Mancanza di senso del ridicolo e grottesco si alternano in questa comunicazione e l’editor della Russia di BBC, il giornalista Steve Rosenberg ha sintetizzato in maniera splendida la situazione in un video postato su twitter. Rosenberg descrive una capitale all’apparenza tranquilla, i parchi in fiore, la gente a passeggio, la temperatura più mite.

Ma oltre la superficie della vita quotidiana continuano ad accadere cose terribili, e strane: la repressione si intensifica con la condanna dell’oppositore Vladimir Kara-Murza a 25 anni per tradimento e l’arresto del giornalista del Wall Street Journal, Evan Gershkovich, accusato di spionaggio; una piazza Rossa sigillata e chiusa al pubblico da fine aprile per la parata del 9 maggio, annullata in molte regioni della Russia per paura di attacchi da parte degli ucraini.

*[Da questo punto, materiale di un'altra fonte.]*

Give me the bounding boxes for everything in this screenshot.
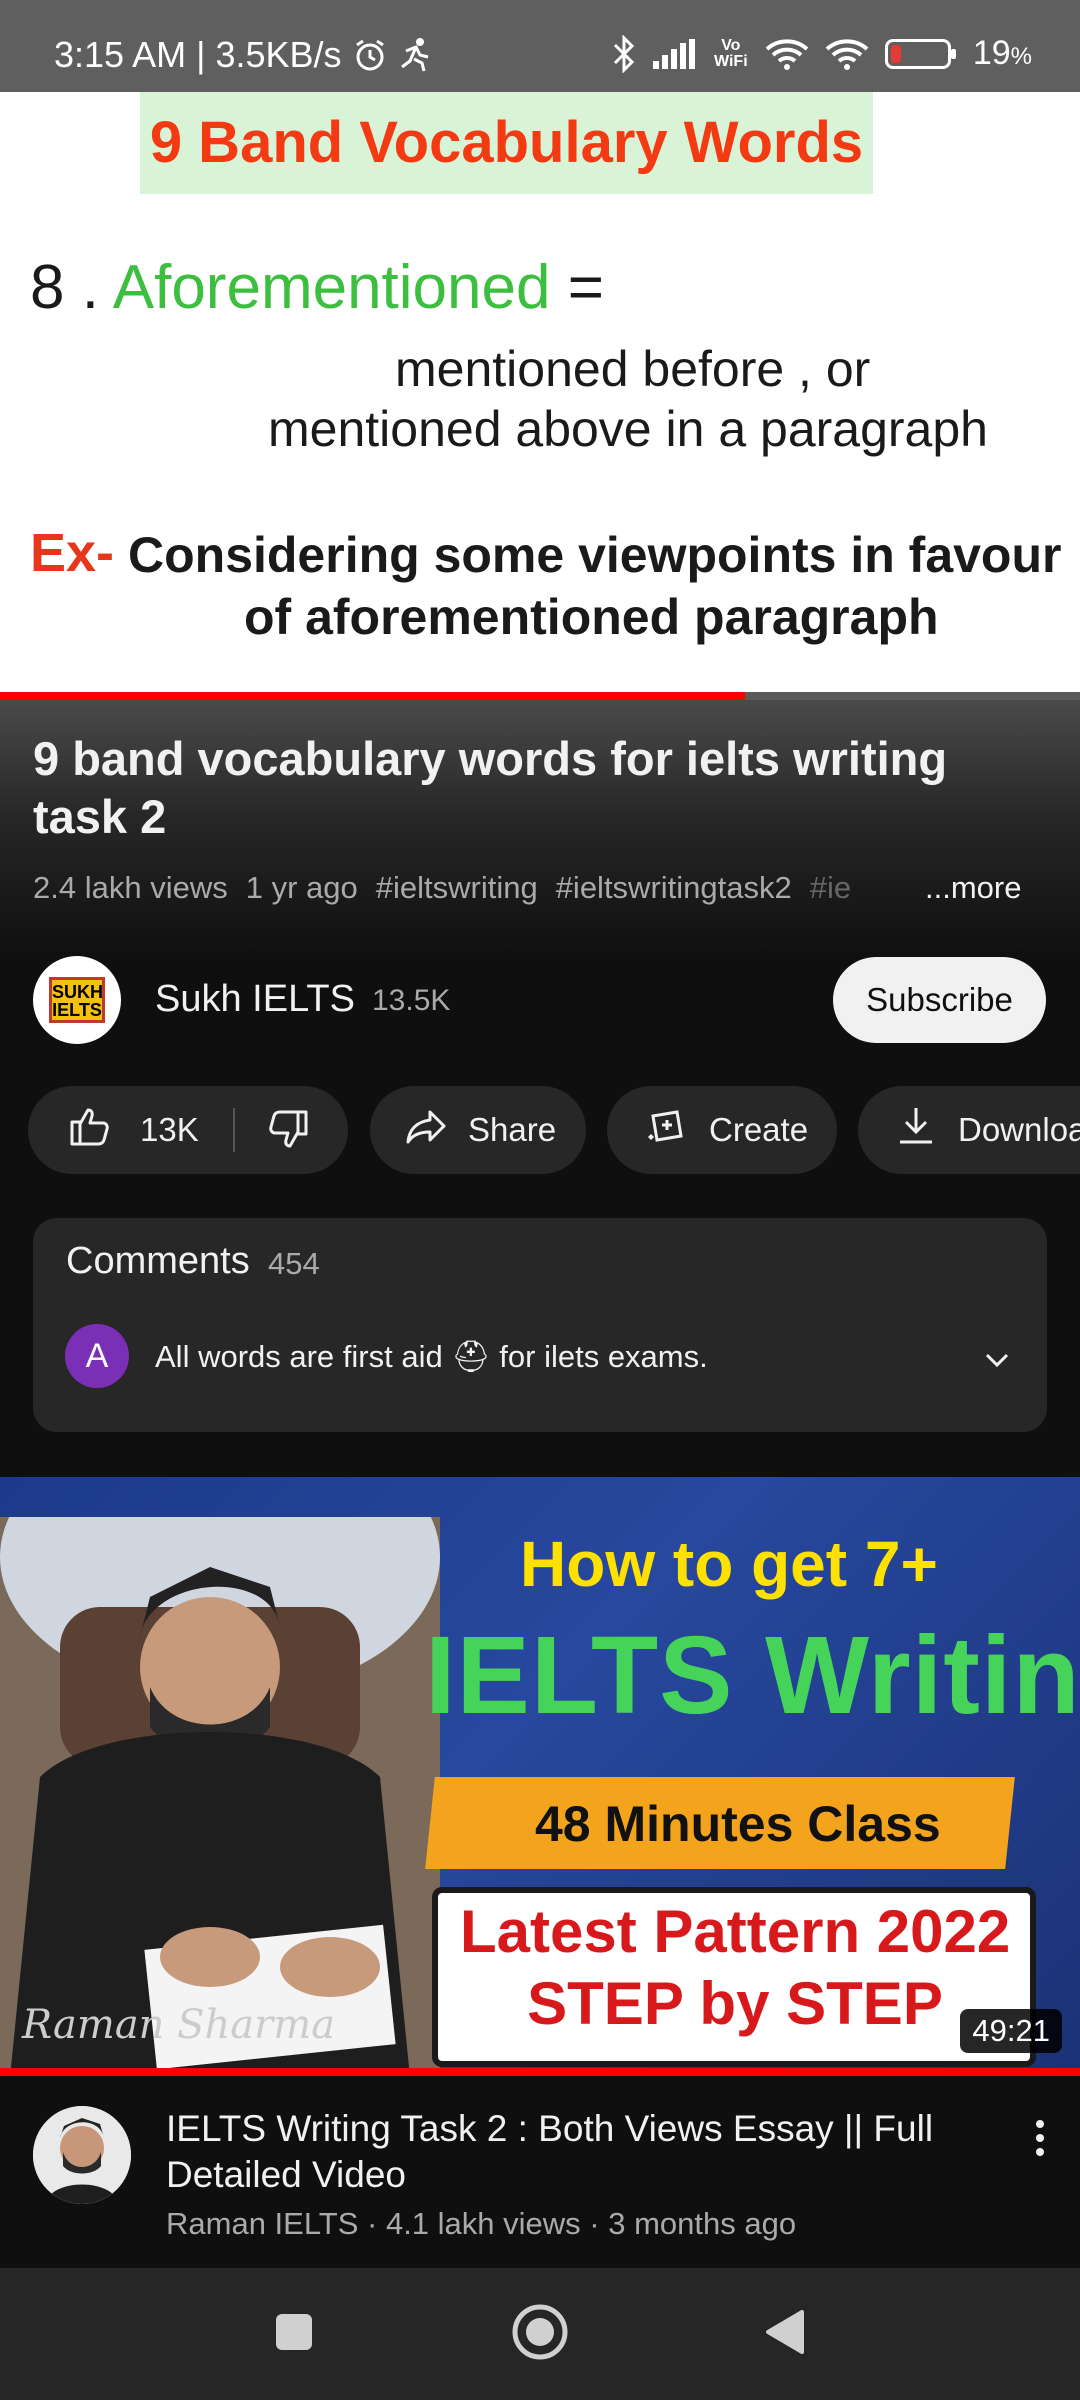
chevron-down-icon[interactable] xyxy=(977,1340,1017,1385)
definition-line-2: mentioned above in a paragraph xyxy=(268,401,988,457)
next-video-meta: Raman IELTS · 4.1 lakh views · 3 months … xyxy=(166,2206,797,2241)
battery-percent: 19% xyxy=(972,34,1032,72)
vocab-word: Aforementioned xyxy=(112,253,551,322)
download-label: Download xyxy=(958,1111,1080,1148)
back-button[interactable] xyxy=(744,2298,824,2370)
share-button[interactable]: Share xyxy=(370,1086,586,1174)
home-button[interactable] xyxy=(500,2298,580,2370)
more-vertical-icon[interactable] xyxy=(1030,2116,1050,2166)
download-button[interactable]: Download xyxy=(858,1086,1080,1174)
status-left: 3:15 AM | 3.5KB/s xyxy=(54,34,432,76)
wifi-icon-2 xyxy=(825,37,869,71)
video-meta[interactable]: 2.4 lakh views 1 yr ago #ieltswriting #i… xyxy=(33,870,851,906)
upload-age: 1 yr ago xyxy=(245,870,358,905)
word-number: 8 . xyxy=(30,253,113,322)
next-channel-name: Raman IELTS xyxy=(166,2206,359,2241)
video-progress-fill xyxy=(0,692,746,700)
home-circle-icon xyxy=(510,2302,570,2367)
definition-line-1: mentioned before , or xyxy=(395,341,871,397)
subscribe-button[interactable]: Subscribe xyxy=(833,957,1046,1043)
create-sparkle-icon xyxy=(645,1104,689,1156)
comments-panel[interactable]: Comments 454 A All words are first aid ⛑… xyxy=(33,1218,1047,1432)
hashtag[interactable]: #ie xyxy=(810,870,851,906)
status-bar: 3:15 AM | 3.5KB/s Vo WiFi 19% xyxy=(0,0,1080,92)
alarm-icon xyxy=(352,37,388,73)
top-comment-text: All words are first aid ⛑ for ilets exam… xyxy=(155,1339,708,1374)
wifi-icon xyxy=(765,37,809,71)
share-label: Share xyxy=(468,1111,557,1148)
status-time: 3:15 AM | 3.5KB/s xyxy=(54,34,342,75)
square-icon xyxy=(272,2310,316,2359)
video-info: 9 band vocabulary words for ielts writin… xyxy=(0,700,1080,1480)
subscriber-count: 13.5K xyxy=(372,984,451,1017)
like-dislike-pill: 13K xyxy=(28,1086,348,1174)
hashtag[interactable]: #ieltswriting xyxy=(376,870,538,906)
next-video-thumbnail[interactable]: How to get 7+ IELTS Writing 48 Minutes C… xyxy=(0,1477,1080,2072)
dislike-button[interactable] xyxy=(266,1108,310,1160)
thumb-progress-bar xyxy=(0,2068,1080,2076)
example-line-2: of aforementioned paragraph xyxy=(244,589,939,645)
comments-count: 454 xyxy=(268,1246,320,1281)
video-duration: 49:21 xyxy=(960,2009,1062,2053)
thumb-signature: Raman Sharma xyxy=(22,2002,336,2048)
video-player[interactable]: 9 Band Vocabulary Words 8 . Aforemention… xyxy=(0,92,1080,700)
create-label: Create xyxy=(709,1111,809,1148)
running-person-icon xyxy=(398,37,432,73)
example-line-1: Considering some viewpoints in favour xyxy=(128,527,1062,583)
create-button[interactable]: Create xyxy=(607,1086,837,1174)
commenter-avatar: A xyxy=(65,1324,129,1388)
channel-row[interactable]: SUKH IELTS Sukh IELTS 13.5K Subscribe xyxy=(0,950,1080,1050)
system-nav-bar xyxy=(0,2268,1080,2400)
presenter-image xyxy=(0,1517,440,2072)
vowifi-label: Vo WiFi xyxy=(714,36,748,70)
share-arrow-icon xyxy=(404,1104,448,1156)
video-progress-bar[interactable] xyxy=(0,692,1080,700)
more-link[interactable]: ...more xyxy=(925,870,1021,906)
download-icon xyxy=(894,1104,938,1156)
next-video-title[interactable]: IELTS Writing Task 2 : Both Views Essay … xyxy=(166,2106,986,2198)
example-label: Ex- xyxy=(30,523,115,583)
action-bar: 13K Share Create Download xyxy=(0,1086,1080,1174)
video-title[interactable]: 9 band vocabulary words for ielts writin… xyxy=(33,730,1033,846)
next-channel-avatar[interactable] xyxy=(33,2106,131,2204)
thumb-box-line-2: STEP by STEP xyxy=(527,1970,943,2037)
next-view-count: 4.1 lakh views xyxy=(385,2206,581,2241)
next-video-details[interactable]: IELTS Writing Task 2 : Both Views Essay … xyxy=(0,2076,1080,2268)
channel-logo-text: SUKH IELTS xyxy=(49,977,105,1023)
divider xyxy=(233,1108,235,1152)
next-upload-age: 3 months ago xyxy=(608,2206,797,2241)
equals-sign: = xyxy=(550,253,604,322)
like-button[interactable]: 13K xyxy=(68,1086,199,1174)
thumb-box-line-1: Latest Pattern 2022 xyxy=(460,1898,1011,1965)
status-right: Vo WiFi 19% xyxy=(611,34,1032,73)
signal-icon xyxy=(652,38,697,69)
bluetooth-icon xyxy=(611,34,637,73)
channel-avatar[interactable]: SUKH IELTS xyxy=(33,956,121,1044)
video-word-line: 8 . Aforementioned = xyxy=(30,252,604,323)
view-count: 2.4 lakh views xyxy=(33,870,228,905)
thumb-band-text: 48 Minutes Class xyxy=(535,1796,941,1852)
video-banner: 9 Band Vocabulary Words xyxy=(140,92,873,194)
thumbs-down-icon xyxy=(266,1110,310,1159)
back-triangle-icon xyxy=(762,2308,806,2361)
battery-icon xyxy=(884,38,956,69)
like-count: 13K xyxy=(140,1111,199,1148)
recents-button[interactable] xyxy=(254,2298,334,2370)
thumb-title: IELTS Writing xyxy=(425,1614,1080,1737)
battery-level xyxy=(890,44,901,63)
channel-name[interactable]: Sukh IELTS xyxy=(155,978,355,1021)
hashtag[interactable]: #ieltswritingtask2 xyxy=(556,870,792,906)
thumb-headline: How to get 7+ xyxy=(520,1528,938,1600)
thumbs-up-icon xyxy=(68,1104,112,1156)
comments-title: Comments xyxy=(66,1240,250,1282)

Lo stesso video, di quattro minuti, descrive una capitale tappezzata di manifesti che incitano al reclutamento per la guerra contro l’Ucraina, una propaganda che arriva fino alle vetrine dei barbieri. E che conosce il suo culmine al Museo della Vittoria di Mosca, dove come al solito la Russia di Putin piega il passato alle sue necessità di giustificare il presente. Ma la cosa più surreale è che nel museo corre, parallela, una mostra: sull’operazione militare speciale che viene paragonata al sacrificio delle truppe sovietiche durante la seconda guerra mondiale per sconfiggere il nazismo.